Edouard Zarifian visionnaire

Article publié dans Cliniques Méditerranéennes n°77 aux éditions Erès

Edouard Zarifian visionnaire

 

La nuit tombée, ce dimanche 11 février, dix jours avant de passer de la vie à la mémoire de la vie, Edouard nous avait convié à dîner chez lui, dans sa maison à Ouistreham. Le repas avait été préparé par Françoise, toujours attentive, prévenant ses désirs et ses appels. La table était apprêtée avec simplicité et élégance. Edouard avait choisi les vins, vins exceptionnels, et dont il avait expliqué en détails l’emplacement dans la cave à son fils afin qu’ils soient chambrés avant notre arrivée.
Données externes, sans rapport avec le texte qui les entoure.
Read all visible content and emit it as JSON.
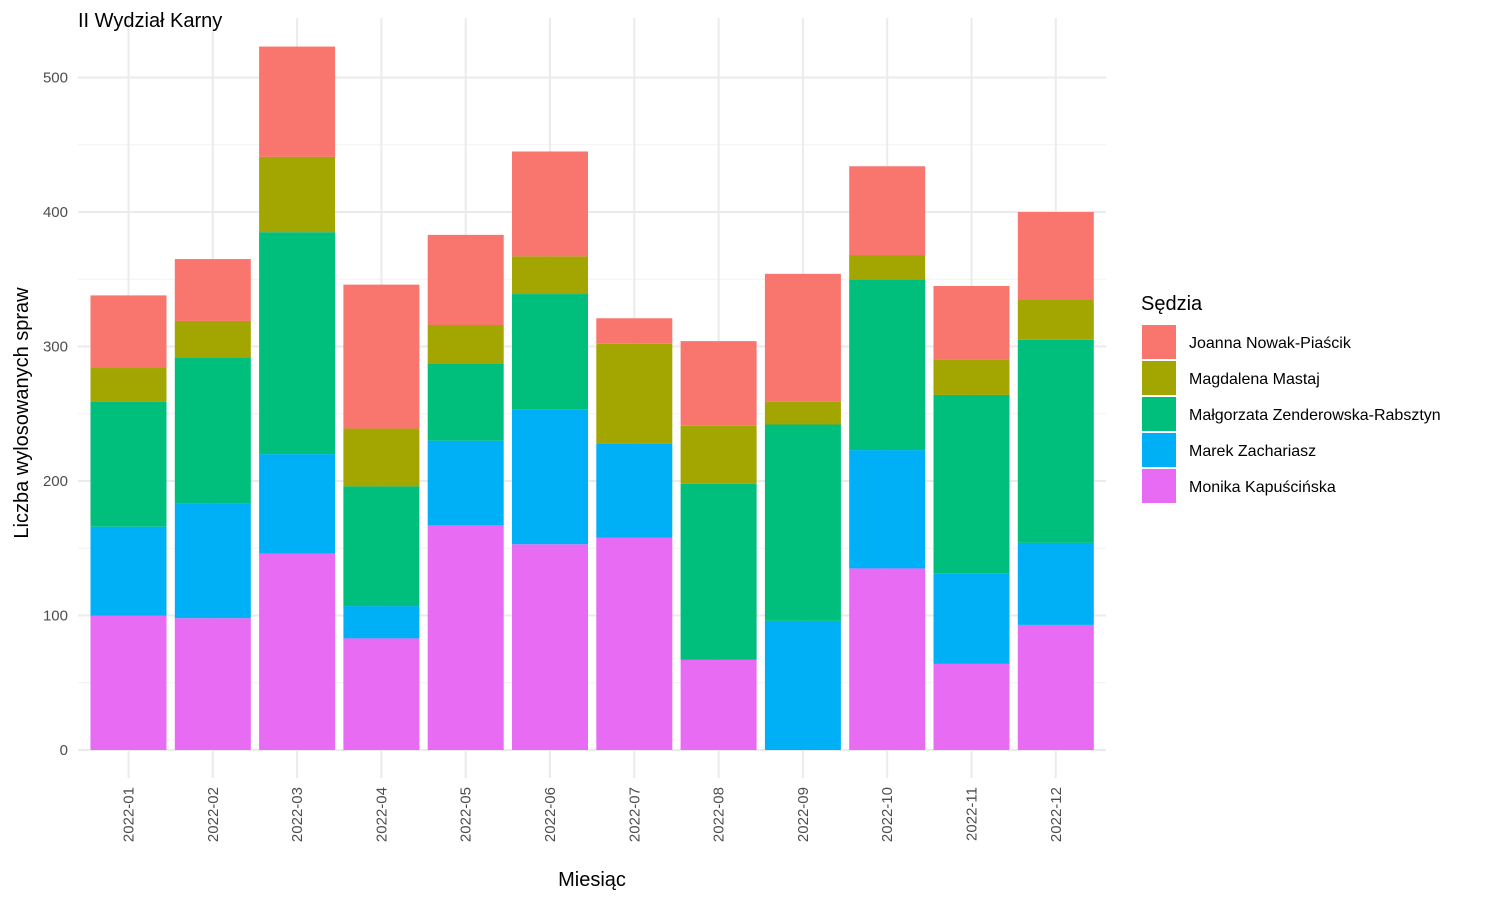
{
  "chart_data": {
    "type": "bar",
    "stacked": true,
    "title": "II Wydział Karny",
    "xlabel": "Miesiąc",
    "ylabel": "Liczba wylosowanych spraw",
    "ylim": [
      0,
      530
    ],
    "yticks": [
      0,
      100,
      200,
      300,
      400,
      500
    ],
    "grid": true,
    "legend_position": "right",
    "legend_title": "Sędzia",
    "categories": [
      "2022-01",
      "2022-02",
      "2022-03",
      "2022-04",
      "2022-05",
      "2022-06",
      "2022-07",
      "2022-08",
      "2022-09",
      "2022-10",
      "2022-11",
      "2022-12"
    ],
    "series": [
      {
        "name": "Monika Kapuścińska",
        "color": "#E76BF3",
        "values": [
          100,
          98,
          146,
          83,
          167,
          153,
          158,
          67,
          0,
          135,
          64,
          93
        ]
      },
      {
        "name": "Marek Zachariasz",
        "color": "#00B0F6",
        "values": [
          66,
          85,
          74,
          24,
          63,
          100,
          70,
          0,
          96,
          88,
          67,
          61
        ]
      },
      {
        "name": "Małgorzata Zenderowska-Rabsztyn",
        "color": "#00BF7D",
        "values": [
          93,
          109,
          165,
          89,
          57,
          86,
          0,
          131,
          146,
          127,
          133,
          151
        ]
      },
      {
        "name": "Magdalena Mastaj",
        "color": "#A3A500",
        "values": [
          25,
          27,
          56,
          43,
          29,
          28,
          74,
          43,
          17,
          18,
          26,
          30
        ]
      },
      {
        "name": "Joanna Nowak-Piaścik",
        "color": "#F8766D",
        "values": [
          54,
          46,
          82,
          107,
          67,
          78,
          19,
          63,
          95,
          66,
          55,
          65
        ]
      }
    ],
    "legend_order": [
      "Joanna Nowak-Piaścik",
      "Magdalena Mastaj",
      "Małgorzata Zenderowska-Rabsztyn",
      "Marek Zachariasz",
      "Monika Kapuścińska"
    ]
  }
}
Edouard a partagé avec nous une coupe de champagne, mais n’a pas participé au repas qu’il avait précautionneusement orchestré. Nous étions invités au repas d’un homme existant par sa pensée, oubliant l’homme souffrant biologique.
Durant ce moment privilégié, car unique, durant ce moment de transition intemporelle, un ultime échange résumait la vie d’Edouard, faisant resurgir ses idées fortes tout en mêlant la vision d’un nouvel état qui l’attendait et qu’il préparait en toute lucidité. L’esprit demeurait, le corps douloureux s’éloignait. Attachement et détachement initiaient la mémoire, la mémoire d’Edouard.

La psychiatrie, discipline pour laquelle il avait œuvré toute sa vie professionnelle, a été le sujet du dialogue. Ses propos, entrecoupés de temps de silence, silence de l’au-delà, que d’autres auraient considéré comme des absences. Ces temps d’évasion donnaient de la force dans le message qu’il révélait. Edouard visionnaire, Edouard qui a toujours été en avance sur son temps, était là devant nous rappelant tous les temps qu’il a marqués. Edouard a défendu l’ancrage scientifique, le raisonnement scientifique, la rigueur scientifique, l’esprit scientifique qui accompagne l’évolution dans le progrès.
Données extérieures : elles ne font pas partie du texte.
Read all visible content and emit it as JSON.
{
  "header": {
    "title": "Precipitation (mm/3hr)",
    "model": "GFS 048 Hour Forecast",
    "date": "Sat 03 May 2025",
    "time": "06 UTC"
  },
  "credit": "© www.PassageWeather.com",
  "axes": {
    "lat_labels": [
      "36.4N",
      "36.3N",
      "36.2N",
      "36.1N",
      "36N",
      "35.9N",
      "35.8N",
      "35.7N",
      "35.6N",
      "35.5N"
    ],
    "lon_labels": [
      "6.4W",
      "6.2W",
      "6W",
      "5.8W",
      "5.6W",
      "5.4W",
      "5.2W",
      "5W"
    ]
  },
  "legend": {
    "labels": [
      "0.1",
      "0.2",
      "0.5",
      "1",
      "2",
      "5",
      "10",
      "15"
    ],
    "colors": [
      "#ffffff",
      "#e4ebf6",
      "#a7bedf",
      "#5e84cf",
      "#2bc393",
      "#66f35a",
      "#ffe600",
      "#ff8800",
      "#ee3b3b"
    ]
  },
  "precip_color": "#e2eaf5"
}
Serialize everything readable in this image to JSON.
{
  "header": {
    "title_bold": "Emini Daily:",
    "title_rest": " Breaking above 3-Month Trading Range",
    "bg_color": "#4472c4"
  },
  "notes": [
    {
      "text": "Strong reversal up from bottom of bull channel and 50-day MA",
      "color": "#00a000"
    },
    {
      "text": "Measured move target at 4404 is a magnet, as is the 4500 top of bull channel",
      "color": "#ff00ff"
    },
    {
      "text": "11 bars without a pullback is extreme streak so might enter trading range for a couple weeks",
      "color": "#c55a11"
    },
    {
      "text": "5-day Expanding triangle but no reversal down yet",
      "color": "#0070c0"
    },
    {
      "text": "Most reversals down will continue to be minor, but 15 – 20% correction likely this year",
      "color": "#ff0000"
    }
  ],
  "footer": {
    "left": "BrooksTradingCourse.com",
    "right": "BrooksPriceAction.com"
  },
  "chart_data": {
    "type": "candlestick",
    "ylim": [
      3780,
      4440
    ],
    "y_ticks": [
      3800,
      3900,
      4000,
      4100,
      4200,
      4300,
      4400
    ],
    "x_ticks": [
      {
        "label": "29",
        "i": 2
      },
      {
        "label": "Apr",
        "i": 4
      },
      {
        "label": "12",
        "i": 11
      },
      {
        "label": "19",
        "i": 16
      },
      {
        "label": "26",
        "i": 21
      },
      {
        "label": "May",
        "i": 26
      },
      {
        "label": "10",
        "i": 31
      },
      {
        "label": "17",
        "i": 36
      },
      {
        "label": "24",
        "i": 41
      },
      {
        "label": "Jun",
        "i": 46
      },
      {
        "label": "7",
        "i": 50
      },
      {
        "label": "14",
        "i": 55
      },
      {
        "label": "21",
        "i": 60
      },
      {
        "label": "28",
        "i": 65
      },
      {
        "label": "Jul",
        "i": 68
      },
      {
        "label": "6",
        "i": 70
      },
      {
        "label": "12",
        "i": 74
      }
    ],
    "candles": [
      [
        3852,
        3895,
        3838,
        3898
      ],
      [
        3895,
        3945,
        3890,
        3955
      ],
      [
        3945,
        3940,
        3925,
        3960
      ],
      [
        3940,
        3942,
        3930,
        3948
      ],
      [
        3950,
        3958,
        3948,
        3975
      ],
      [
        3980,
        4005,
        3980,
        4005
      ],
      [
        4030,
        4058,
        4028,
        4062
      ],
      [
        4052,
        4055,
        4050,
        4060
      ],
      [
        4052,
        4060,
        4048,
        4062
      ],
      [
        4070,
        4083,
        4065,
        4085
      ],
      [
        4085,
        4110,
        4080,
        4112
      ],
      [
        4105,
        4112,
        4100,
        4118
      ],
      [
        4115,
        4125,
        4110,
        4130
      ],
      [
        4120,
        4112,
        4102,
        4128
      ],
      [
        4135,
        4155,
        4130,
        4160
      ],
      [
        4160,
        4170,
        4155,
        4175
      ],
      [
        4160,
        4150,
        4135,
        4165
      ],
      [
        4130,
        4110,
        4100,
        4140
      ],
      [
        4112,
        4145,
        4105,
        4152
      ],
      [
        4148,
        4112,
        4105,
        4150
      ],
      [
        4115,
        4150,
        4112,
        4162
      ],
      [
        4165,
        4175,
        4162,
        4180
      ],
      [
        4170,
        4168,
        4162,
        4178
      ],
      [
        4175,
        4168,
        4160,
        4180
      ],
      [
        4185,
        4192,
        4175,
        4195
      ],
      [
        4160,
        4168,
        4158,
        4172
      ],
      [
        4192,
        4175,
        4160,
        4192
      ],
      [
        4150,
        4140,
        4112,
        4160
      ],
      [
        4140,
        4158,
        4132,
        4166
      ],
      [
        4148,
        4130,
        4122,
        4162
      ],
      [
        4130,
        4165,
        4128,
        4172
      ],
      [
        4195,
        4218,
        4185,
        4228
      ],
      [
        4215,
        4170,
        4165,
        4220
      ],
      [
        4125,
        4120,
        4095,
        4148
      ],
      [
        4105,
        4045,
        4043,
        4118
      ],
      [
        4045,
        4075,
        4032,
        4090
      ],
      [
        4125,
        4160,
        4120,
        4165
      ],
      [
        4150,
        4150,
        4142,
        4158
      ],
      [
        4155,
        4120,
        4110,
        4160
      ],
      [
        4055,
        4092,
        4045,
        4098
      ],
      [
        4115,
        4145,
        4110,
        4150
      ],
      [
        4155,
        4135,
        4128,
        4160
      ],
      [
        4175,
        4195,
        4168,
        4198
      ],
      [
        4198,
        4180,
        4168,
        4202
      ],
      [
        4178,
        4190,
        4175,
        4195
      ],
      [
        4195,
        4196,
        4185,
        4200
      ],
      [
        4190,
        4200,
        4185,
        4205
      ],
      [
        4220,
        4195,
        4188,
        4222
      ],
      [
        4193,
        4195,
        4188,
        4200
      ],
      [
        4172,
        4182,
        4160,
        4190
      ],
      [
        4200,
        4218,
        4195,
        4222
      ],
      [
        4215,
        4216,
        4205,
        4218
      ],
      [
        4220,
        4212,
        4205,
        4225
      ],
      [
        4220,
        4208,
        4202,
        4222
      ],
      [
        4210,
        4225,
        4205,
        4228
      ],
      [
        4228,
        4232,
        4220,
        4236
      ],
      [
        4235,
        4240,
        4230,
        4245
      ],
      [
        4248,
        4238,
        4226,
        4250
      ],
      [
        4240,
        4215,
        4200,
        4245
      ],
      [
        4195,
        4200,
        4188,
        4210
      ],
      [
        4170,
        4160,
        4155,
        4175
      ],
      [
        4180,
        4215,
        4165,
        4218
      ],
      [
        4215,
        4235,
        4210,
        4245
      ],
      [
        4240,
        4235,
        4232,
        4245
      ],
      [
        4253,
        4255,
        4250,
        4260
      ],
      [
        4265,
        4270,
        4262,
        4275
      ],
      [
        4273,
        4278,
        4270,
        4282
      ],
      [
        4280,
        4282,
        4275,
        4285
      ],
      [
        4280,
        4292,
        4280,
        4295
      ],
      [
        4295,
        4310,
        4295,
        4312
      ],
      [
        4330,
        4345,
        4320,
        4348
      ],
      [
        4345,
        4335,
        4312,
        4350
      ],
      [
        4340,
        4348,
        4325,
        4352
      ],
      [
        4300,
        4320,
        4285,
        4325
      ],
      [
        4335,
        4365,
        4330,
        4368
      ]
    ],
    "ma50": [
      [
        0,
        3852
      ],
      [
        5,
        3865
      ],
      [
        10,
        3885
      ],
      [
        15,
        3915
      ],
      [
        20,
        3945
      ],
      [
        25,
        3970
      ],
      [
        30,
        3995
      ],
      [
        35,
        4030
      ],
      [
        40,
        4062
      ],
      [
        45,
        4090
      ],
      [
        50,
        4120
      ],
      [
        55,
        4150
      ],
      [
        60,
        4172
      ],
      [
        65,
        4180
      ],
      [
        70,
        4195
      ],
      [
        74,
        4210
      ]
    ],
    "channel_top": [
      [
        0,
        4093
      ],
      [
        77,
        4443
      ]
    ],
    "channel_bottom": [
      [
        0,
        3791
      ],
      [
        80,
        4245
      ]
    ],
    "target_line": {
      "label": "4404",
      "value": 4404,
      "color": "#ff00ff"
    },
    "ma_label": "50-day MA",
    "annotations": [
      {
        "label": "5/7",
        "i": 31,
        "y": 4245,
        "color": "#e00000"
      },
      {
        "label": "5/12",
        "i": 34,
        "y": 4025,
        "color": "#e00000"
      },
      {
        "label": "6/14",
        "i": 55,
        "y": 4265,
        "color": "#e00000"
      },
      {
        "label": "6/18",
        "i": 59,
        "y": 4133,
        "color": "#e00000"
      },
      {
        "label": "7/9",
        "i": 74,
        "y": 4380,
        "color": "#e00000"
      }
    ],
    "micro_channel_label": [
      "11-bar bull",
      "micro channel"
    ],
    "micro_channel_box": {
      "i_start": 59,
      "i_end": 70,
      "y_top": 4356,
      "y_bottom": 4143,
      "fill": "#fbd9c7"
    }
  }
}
Il a défendu l’approche pharmacologique, qui modifie structurellement l’état mental mais Il a aussi fustigé l’abus des médicaments, « véritable phénomène de société » et le message qu’il nous transmettait était l’importance du regard sur l’homme, unique avec son histoire ses passions et ses difficultés. Porter un diagnostic et prescrire un médicament à bon escient, soulagent le patient et confortent le médecin, mais tout ceci n’est pas suffisant. La compréhension de l’autre dans sa singularité, et l’accompagnement personnel sont les clefs d’une médecine de toutes les maladies en particulier des maladies mentales. Il existe certes des outils et des méthodes plus ou moins élaborées et intrusives, toujours évolutives, qui aident à mieux comprendre la personnalité de celui qui se trouve en face à face. Oublier l’homme qui souffre, organiser des soins sur un mode impersonnel, ne regarder la prise en charge que par l’activité, dispenser automatiquement des médicaments sont autant de heurts pour celui que est soigné, et de contresens pour celui qui soigne.
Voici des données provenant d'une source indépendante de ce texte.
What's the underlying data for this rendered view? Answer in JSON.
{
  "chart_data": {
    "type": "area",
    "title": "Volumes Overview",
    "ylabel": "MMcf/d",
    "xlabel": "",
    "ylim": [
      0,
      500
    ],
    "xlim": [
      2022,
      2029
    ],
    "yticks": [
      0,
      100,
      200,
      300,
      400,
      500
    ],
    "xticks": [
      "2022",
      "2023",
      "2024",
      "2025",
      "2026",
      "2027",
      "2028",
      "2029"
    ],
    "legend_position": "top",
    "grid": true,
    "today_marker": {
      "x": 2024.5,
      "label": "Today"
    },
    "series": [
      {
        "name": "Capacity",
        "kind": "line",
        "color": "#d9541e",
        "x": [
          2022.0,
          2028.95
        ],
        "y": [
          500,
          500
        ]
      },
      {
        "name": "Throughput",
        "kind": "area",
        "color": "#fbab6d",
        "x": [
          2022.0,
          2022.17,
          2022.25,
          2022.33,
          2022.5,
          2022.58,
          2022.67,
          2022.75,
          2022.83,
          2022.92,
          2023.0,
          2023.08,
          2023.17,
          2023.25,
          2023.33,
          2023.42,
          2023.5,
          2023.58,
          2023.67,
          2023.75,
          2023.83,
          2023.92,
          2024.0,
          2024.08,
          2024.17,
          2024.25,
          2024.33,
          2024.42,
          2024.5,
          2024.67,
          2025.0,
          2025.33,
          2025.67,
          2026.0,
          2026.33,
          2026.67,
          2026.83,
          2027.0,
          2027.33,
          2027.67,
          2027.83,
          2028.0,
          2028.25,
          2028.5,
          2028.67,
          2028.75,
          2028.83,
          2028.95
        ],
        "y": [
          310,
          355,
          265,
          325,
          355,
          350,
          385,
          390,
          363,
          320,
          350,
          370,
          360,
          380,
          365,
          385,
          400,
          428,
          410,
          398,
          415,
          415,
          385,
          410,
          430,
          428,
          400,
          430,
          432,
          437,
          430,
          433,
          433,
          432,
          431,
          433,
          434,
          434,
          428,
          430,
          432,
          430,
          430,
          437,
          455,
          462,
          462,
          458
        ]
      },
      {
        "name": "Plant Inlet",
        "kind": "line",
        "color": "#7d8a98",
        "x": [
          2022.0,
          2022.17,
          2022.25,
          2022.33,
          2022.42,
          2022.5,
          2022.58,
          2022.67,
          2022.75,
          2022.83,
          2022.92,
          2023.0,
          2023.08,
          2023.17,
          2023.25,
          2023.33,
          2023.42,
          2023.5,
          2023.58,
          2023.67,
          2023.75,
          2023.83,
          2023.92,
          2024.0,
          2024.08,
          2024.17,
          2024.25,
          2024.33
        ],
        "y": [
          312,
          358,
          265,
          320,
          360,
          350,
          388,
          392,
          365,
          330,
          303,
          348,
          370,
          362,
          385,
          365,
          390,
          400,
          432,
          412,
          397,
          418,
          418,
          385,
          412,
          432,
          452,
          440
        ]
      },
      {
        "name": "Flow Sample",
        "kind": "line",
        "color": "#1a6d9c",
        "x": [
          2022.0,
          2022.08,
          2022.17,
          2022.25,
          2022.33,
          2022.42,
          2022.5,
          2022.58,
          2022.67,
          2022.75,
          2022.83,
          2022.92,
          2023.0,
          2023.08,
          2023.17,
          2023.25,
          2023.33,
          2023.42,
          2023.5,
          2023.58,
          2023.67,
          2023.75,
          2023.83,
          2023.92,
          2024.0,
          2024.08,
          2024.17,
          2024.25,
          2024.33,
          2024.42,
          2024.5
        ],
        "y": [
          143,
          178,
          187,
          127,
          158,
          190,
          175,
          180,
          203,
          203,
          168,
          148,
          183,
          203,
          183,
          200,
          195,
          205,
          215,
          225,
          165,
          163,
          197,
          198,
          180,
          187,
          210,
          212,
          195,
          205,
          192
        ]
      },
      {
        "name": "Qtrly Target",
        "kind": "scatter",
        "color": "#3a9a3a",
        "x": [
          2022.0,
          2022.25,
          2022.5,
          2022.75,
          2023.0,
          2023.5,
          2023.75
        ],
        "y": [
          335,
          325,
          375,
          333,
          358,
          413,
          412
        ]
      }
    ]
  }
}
Ce soir là, Edouard regardant en face son futur immédiat, raisonnait avec rigueur et humanisme. Edouard restait le visionnaire, qu’il a toujours été et qu’il a toujours voulu être. Voir clair, se donner les moyens d’être efficace, et adapter les soins suivant la personne qui écoute et qui participe, tel est le médecin Edouard Zarifian. Son humanisme transparaissait. Nous le connaissions aussi pour son universalisme. Les livres qui envahissaient sa maison, son amour pour la musique, la recherche de l’excellence dans la cuisine et dans les vins prouvaient son désir de vivre. Son dernier livre sur la bulle de champagne, alliait la rigueur scientifique au plaisir de vivre. Il était passionné par tout ce que produit l’homme. Il aimait l’esthétique et tout ce qui touche les sens. Ecouter, admirer, goûter, toucher, sentir, tous ces verbes, étaient pour lui la vie. Il trouvait dans les livres, dans la poésie, dans l’évocation, la force d’imaginer et de rêver. L’humanité d’Edouard s’épanouissait dans l’appréciation sensuelle des œuvres d’autrui et dans l’émerveillement des sensations qui l’envahissaient.

Edouard visionnaire, scientifique, authentique, humain et humaniste, a semé en chacun les graines de ses passions, de sa lumineuse intelligence et de son ouverture à l’autre.

 

Laurent Degos, directeur de l’Agence du médicament, et Marie-Germaine Bousser

 

Invités : Marie-Germaine Bousser, Patrick van Effenterre, Françoise Degos, Laurent Degos.